Afrique : Le Conseil Constitutionnel préserve la démocratie sénégalaise !

Chronique

Une décision normale qui est pourtant perçue comme un coup de tonnerre partout en Afrique. La décision du Chef de l’Etat du Sénégal d’abroger le décret convoquant le corps électoral et la loi constitutionnelle repoussant le mandat du président en exercice, même à titre dérogatoire, sont contraires à la constitution du pays.

Une décision fortement prévisible mais que la majorité présidentielle ne voulait pas anticiper, arguant du fait que le juge constitutionnel sénégalais a toujours respecté la souveraineté du parlement, légiférant comme constituant dérivé. Mais cette « souveraineté » du constituant doit respecter la constitution lorsqu’elle indique, de manière irréversible que « la durée et la limitation du mandat du président de la République ne peut faire l’objet de révision constitutionnelle ». Et c’est là tout l’enjeu et l’intérêt de cette décision de la plus haute juridiction sénégalaise en matière constitutionnelle : « Considérant que l’article 103 de la Constitution dispose que la durée du mandat du Président de la République ne peut faire l’objet de révision i Que ce texte consacre l’intangibilité de la durée de 5 ans du mandat prévue à l’article 27 de la Constitution ».

Une leçon pour les pays francophones d’Afrique !

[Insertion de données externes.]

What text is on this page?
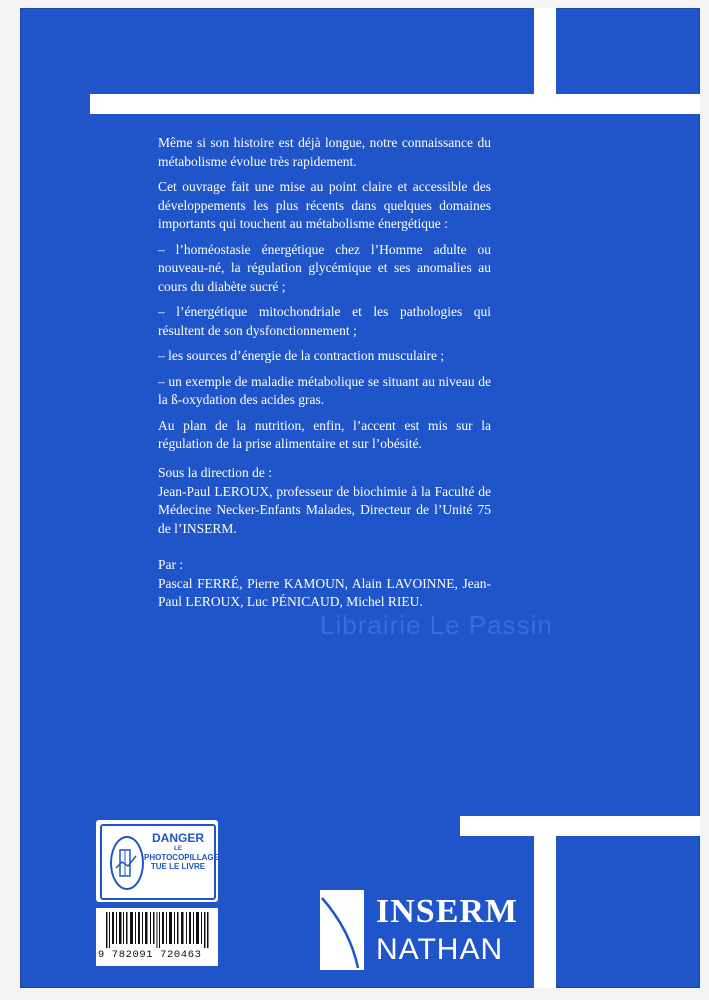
Même si son histoire est déjà longue, notre connaissance du métabolisme évolue très rapidement.

Cet ouvrage fait une mise au point claire et accessible des développements les plus récents dans quelques domaines importants qui touchent au métabolisme énergétique :

– l’homéostasie énergétique chez l’Homme adulte ou nouveau-né, la régulation glycémique et ses anomalies au cours du diabète sucré ;

– l’énergétique mitochondriale et les pathologies qui résultent de son dysfonctionnement ;

– les sources d’énergie de la contraction musculaire ;

– un exemple de maladie métabolique se situant au niveau de la ß-oxydation des acides gras.

Au plan de la nutrition, enfin, l’accent est mis sur la régulation de la prise alimentaire et sur l’obésité.

Sous la direction de :

Jean-Paul LEROUX, professeur de biochimie à la Faculté de Médecine Necker-Enfants Malades, Directeur de l’Unité 75 de l’INSERM.

Par :

Pascal FERRÉ, Pierre KAMOUN, Alain LAVOINNE, Jean-Paul LEROUX, Luc PÉNICAUD, Michel RIEU.

Librairie Le Passin
DANGER
LE
PHOTOCOPILLAGE
TUE LE LIVRE
9 782091 720463
INSERM
NATHAN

Dans la quête des dispositions de sureté pour empêcher les révisions opportunistes des constitutions en Afrique, le Sénégal vient de nous donner un détail subtil, « l’intangibilité de la durée de 5 ans du mandat du président de la République ». Cette subtilité n’est pas directement dans la constitution béninoise : « Aucune procédure de révision ne peut être engagée ou poursuivie lorsqu’il est porté atteinte à l’intégrité du territoire. La forme républicaine et la laïcité de L’Etat ne peuvent faire l’objet d’une révision ». Une jurisprudence de la Cour Constitutionnelle l’a évoquée mais dans un passé récent, nous avons assisté à des revirements de la jurisprudence constitutionnelle, chose normalement rare. Si la constitution sénégalaise n’avait pas intégré une telle disposition, ce que les uns ont appelé de « coup d’état institutionnel », le forfait politique aurait pu se perpétrer sans problème.

Vive la démocratie à l’africaine et bon vent au Sénégal.